Authors: Kianoush Falahkheirkhah, Saumya Tiwari, Kevin Yeh, Sounak Gupta, Loren Herrera-Hernandez, Michael R. McCarthy, Rafael E. Jimenez, John C. Cheville, Rohit Bhargava

Published: 2022-06-16 17:11:08+00:00

AI Summary

This paper presents SHI-GAN, a generative adversarial network (GAN) that synthesizes realistic histological images from class labels. The model successfully generates high-resolution images of prostate and colon tissues, comparable to real data in training deep learning models for diagnosis and indistinguishable from real images to pathologists.

Abstract

An optical microscopic examination of thinly cut stained tissue on glass slides prepared from a FFPE tissue blocks is the gold standard for tissue diagnostics. In addition, the diagnostic abilities and expertise of any pathologist is dependent on their direct experience with common as well as rarer variant morphologies. Recently, deep learning approaches have been used to successfully show a high level of accuracy for such tasks. However, obtaining expert-level annotated images is an expensive and time-consuming task and artificially synthesized histological images can prove greatly beneficial. Here, we present an approach to not only generate histological images that reproduce the diagnostic morphologic features of common disease but also provide a user ability to generate new and rare morphologies. Our approach involves developing a generative adversarial network model that synthesizes pathology images constrained by class labels. We investigated the ability of this framework in synthesizing realistic prostate and colon tissue images and assessed the utility of these images in augmenting diagnostic ability of machine learning methods as well as their usability by a panel of experienced anatomic pathologists. Synthetic data generated by our framework performed similar to real data in training a deep learning model for diagnosis. Pathologists were not able to distinguish between real and synthetic images and showed a similar level of inter-observer agreement for prostate cancer grading. We extended the approach to significantly more complex images from colon biopsies and showed that the complex microenvironment in such tissues can also be reproduced.
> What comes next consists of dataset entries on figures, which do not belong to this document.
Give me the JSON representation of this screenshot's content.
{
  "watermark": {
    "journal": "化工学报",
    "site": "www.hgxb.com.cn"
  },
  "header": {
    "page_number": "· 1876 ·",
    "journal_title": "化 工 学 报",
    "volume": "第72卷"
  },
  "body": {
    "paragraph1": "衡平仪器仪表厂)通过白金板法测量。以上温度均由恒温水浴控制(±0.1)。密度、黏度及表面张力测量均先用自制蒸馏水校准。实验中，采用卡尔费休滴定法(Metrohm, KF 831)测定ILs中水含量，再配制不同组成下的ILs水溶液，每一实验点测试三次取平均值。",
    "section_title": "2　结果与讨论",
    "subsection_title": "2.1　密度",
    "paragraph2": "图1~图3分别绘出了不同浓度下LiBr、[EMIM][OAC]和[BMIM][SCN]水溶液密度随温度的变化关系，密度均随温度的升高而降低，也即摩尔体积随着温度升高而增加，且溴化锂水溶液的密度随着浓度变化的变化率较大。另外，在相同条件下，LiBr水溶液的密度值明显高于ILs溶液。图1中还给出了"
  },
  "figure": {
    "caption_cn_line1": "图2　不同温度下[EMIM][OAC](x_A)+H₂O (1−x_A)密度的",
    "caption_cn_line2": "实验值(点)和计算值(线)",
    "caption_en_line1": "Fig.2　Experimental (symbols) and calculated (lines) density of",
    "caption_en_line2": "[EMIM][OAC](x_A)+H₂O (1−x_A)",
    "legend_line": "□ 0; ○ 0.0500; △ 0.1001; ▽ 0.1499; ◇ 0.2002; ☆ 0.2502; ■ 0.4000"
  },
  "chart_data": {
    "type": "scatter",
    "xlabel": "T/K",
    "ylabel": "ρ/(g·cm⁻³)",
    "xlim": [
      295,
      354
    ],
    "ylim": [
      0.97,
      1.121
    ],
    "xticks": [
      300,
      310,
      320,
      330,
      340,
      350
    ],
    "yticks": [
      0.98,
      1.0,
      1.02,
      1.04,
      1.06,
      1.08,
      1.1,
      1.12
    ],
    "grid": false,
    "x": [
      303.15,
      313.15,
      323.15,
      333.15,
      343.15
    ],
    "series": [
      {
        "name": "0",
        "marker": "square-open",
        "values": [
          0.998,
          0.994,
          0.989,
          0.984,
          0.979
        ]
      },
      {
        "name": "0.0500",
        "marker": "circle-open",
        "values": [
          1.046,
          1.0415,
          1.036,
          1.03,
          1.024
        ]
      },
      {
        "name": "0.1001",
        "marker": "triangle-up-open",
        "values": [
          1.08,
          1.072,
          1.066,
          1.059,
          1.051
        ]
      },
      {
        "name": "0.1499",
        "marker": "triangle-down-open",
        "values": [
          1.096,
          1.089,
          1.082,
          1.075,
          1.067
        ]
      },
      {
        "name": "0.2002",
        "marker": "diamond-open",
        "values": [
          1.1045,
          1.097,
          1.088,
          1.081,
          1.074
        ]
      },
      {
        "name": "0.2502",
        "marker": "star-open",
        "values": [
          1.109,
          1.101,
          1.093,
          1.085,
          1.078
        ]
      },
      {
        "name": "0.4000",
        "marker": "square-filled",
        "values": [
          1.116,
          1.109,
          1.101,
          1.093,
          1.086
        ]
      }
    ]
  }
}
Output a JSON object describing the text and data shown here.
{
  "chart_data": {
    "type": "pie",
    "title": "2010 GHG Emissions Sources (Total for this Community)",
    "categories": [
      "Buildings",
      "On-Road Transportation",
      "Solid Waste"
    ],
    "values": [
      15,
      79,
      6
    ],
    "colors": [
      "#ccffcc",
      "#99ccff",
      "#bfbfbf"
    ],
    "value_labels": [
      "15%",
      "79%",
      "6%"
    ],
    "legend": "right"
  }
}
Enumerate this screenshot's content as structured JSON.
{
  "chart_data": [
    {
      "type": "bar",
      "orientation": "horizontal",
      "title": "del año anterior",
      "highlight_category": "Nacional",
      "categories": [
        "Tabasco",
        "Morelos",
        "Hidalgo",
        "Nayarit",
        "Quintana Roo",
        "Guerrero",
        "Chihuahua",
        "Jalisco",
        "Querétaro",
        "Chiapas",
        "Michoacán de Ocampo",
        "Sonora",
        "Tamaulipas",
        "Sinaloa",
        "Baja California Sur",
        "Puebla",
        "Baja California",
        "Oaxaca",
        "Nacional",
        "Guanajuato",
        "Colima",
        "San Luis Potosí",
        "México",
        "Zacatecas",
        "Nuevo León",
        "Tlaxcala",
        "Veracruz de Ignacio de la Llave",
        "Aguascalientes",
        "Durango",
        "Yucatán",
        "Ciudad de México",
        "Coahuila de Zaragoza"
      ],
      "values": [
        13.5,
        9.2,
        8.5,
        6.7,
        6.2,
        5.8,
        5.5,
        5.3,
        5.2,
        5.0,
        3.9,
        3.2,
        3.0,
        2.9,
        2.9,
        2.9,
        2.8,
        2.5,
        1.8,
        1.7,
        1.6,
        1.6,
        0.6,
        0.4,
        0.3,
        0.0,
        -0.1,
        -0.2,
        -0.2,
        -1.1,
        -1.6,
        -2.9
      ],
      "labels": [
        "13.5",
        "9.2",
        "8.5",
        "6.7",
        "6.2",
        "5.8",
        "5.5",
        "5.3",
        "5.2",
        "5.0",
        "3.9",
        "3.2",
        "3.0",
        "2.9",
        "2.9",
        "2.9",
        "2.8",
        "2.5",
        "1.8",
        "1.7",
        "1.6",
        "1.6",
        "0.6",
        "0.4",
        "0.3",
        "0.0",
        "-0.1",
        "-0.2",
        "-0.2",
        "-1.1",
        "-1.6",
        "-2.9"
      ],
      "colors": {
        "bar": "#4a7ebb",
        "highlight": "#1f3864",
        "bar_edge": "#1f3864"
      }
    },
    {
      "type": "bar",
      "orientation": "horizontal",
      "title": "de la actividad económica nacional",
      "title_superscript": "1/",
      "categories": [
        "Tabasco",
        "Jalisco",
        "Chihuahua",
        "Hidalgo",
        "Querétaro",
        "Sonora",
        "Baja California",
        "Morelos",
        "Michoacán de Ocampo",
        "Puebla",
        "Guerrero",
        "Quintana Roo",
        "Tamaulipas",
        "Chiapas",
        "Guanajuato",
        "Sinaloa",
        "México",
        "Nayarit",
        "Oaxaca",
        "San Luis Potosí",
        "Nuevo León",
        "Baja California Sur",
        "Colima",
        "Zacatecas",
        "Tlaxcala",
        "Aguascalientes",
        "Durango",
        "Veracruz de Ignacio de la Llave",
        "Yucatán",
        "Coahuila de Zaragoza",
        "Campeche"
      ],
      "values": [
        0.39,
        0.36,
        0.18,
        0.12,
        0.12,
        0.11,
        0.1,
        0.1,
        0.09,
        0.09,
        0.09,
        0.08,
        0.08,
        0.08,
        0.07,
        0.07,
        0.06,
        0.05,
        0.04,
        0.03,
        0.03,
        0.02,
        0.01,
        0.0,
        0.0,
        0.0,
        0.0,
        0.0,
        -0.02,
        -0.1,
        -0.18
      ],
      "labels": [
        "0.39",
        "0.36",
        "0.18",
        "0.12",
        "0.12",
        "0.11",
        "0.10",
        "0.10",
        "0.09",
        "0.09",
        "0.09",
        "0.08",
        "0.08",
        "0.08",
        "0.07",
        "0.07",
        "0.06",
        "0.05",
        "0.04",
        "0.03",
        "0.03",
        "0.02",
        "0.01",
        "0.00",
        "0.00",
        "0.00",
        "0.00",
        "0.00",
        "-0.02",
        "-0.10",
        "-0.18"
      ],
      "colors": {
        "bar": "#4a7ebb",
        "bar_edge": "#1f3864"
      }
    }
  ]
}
Finally, we present the ability for a user to generate deepfake histological images via a simple markup of sematic labels.


Key findings
Synthetic images generated by SHI-GAN performed similarly to real data in training deep learning models. Pathologists could not reliably distinguish between real and synthetic images and showed similar inter-observer agreement for prostate cancer grading. The model successfully generated high-resolution images of complex colon tissues.
Approach
The authors developed SHI-GAN, a conditional GAN that takes class labels as input and generates corresponding histological images. The model incorporates conditional normalization layers and utilizes perceptual and GAN losses for training. Multiple discriminators at different scales are used to enhance image realism.
Datasets
Publicly available prostate cancer dataset (102 slides, 20 biopsies used for training), and a second dataset of colon biopsies (8 tissue microarrays, 1mm diameter samples).
Model(s)
Generative Adversarial Network (GAN), specifically SHI-GAN, with a generator and multiple discriminators. A pre-trained VGG-19 was used for perceptual loss calculation. U-Net and ResNet based architectures were also used for semantic segmentation model evaluation.